United States Assistant Secretary of Commerce for Trade Development
- In office 1994–1998
- President: Bill Clinton
- Preceded by: James D. Jameson
- Succeeded by: Michael Copps

Member of the Virginia House of Delegates from the 18th district
- In office January 9, 1974 – January 9, 1980
- Preceded by: David A. Sutherland
- Succeeded by: John Buckley

Personal details
- Born: Raymond Ezekiel Vickery Jr. April 30, 1942 (age 84) Brookhaven, Mississippi, U.S.
- Party: Democratic
- Spouse: Ann
- Alma mater: Duke University (AB) University of Sri Lanka Harvard University (JD)

= Ray Vickery =

American attorney and politician

Raymond Ezekiel Vickery Jr. (born April 30, 1942) is an American attorney and politician.
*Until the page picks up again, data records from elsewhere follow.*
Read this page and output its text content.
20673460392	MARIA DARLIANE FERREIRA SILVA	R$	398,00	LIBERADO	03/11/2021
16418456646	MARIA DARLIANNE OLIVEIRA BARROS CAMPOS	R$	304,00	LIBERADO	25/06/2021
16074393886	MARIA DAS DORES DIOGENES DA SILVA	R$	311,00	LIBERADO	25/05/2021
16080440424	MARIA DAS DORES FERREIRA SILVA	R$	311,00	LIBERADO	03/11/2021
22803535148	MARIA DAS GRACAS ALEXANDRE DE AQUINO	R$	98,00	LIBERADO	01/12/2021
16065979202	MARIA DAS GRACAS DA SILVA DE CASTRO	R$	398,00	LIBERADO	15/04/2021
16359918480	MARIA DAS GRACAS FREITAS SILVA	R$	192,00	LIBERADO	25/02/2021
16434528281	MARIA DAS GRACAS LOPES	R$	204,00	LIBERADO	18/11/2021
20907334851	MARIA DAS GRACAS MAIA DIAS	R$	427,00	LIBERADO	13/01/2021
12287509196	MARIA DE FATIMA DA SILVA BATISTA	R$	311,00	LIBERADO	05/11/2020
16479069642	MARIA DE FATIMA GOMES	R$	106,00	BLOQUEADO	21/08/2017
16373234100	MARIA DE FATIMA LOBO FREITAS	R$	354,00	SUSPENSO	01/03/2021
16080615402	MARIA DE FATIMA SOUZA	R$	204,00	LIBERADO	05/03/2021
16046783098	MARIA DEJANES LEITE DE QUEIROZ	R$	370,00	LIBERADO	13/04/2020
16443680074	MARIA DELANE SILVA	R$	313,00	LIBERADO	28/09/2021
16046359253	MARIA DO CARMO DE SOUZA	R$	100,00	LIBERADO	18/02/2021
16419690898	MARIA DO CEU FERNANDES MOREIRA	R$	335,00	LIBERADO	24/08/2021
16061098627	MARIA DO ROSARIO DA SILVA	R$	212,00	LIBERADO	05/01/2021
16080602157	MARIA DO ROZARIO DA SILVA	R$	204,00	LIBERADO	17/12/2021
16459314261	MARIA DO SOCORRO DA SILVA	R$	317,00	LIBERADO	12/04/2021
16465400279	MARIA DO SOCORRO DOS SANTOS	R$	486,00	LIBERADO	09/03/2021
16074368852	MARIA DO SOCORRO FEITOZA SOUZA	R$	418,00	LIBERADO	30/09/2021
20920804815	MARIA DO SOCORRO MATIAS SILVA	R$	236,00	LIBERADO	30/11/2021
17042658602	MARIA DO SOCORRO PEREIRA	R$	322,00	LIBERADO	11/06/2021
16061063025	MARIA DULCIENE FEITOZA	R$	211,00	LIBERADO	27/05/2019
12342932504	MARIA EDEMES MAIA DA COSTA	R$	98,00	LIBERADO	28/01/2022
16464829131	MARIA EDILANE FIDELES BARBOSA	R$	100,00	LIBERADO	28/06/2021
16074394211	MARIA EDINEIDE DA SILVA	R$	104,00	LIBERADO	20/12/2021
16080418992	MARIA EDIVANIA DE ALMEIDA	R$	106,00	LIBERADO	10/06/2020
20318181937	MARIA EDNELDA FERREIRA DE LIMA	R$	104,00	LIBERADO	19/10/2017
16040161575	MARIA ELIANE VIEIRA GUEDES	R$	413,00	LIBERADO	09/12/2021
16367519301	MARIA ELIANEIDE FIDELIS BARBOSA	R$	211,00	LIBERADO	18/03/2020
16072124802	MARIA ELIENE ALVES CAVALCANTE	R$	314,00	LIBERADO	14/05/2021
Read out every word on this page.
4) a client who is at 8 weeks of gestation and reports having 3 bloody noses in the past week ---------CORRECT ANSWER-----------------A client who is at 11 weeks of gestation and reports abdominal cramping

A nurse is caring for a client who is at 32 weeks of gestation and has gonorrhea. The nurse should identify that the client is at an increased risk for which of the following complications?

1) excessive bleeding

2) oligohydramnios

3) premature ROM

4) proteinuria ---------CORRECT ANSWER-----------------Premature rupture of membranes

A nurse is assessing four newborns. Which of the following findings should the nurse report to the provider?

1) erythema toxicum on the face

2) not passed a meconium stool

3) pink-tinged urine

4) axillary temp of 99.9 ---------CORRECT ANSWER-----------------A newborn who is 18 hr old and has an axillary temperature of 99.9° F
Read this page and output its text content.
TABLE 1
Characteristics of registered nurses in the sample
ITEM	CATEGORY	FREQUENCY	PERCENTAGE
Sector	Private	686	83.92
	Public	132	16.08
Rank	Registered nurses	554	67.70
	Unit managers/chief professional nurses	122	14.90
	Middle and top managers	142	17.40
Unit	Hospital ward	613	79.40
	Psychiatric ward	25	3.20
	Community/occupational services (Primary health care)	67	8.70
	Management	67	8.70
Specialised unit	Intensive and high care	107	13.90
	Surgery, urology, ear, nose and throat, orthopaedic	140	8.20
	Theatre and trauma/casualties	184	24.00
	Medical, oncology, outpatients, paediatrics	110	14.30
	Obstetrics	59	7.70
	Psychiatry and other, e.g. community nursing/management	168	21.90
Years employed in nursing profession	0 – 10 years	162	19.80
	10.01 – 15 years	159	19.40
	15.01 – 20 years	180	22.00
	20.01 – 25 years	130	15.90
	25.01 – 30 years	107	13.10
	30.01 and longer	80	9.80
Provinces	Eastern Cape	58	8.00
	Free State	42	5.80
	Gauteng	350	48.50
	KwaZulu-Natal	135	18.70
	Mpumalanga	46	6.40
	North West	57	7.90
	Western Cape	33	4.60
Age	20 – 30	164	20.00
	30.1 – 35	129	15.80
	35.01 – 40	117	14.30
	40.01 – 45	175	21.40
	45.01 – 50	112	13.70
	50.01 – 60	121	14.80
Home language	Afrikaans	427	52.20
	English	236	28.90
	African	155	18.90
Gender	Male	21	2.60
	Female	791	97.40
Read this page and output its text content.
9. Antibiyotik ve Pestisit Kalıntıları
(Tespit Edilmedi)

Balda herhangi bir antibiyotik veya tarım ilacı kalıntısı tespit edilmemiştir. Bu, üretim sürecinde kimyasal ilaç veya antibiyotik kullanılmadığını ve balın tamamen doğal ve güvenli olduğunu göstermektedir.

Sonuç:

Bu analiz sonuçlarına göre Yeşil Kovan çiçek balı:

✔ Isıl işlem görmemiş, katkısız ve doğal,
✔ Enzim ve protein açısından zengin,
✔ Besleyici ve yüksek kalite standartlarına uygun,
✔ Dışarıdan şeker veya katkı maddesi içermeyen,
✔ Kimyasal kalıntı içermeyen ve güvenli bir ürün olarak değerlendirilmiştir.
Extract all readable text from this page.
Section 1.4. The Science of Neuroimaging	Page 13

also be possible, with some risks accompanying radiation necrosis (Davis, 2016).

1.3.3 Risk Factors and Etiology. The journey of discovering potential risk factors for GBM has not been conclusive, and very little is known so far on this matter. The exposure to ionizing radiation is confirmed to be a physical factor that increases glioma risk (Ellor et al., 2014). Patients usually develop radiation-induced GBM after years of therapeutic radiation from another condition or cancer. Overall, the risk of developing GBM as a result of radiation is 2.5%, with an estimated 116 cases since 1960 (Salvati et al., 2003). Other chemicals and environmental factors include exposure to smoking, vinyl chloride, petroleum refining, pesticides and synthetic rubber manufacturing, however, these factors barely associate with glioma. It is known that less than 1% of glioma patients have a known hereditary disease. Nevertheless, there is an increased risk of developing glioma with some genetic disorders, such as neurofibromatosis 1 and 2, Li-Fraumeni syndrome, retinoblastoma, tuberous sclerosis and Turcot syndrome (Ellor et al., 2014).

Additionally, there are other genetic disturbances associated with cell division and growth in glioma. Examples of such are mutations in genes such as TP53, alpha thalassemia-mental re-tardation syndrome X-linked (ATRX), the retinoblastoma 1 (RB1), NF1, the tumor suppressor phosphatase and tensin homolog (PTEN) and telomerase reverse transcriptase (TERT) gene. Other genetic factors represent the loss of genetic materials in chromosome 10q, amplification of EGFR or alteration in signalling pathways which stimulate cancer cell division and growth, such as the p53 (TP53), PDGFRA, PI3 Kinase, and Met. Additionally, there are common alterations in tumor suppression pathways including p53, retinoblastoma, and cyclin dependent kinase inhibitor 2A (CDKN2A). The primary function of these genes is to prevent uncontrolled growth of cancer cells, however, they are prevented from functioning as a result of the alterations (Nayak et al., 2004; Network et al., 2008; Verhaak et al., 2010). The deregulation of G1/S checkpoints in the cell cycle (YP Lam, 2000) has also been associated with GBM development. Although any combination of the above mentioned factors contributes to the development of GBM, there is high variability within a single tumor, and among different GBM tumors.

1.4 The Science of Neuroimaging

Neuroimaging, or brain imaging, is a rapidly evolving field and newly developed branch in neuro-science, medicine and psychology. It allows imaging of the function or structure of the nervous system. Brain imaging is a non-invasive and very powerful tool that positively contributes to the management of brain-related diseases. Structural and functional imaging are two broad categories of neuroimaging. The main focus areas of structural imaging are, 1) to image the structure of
From 1974 to 1980, he served as a Democratic member of the Virginia House of Delegates. Rather than seek reelection in 1979, he challenged incumbent Charles Waddell for the Democratic nomination in Virginia's 33rd Senate district. In 1992, he unsuccessfully ran for Congress against Frank Wolf.

An expert on India–United States relations, he served as United States Assistant Secretary of Commerce for Trade Development under Bill Clinton.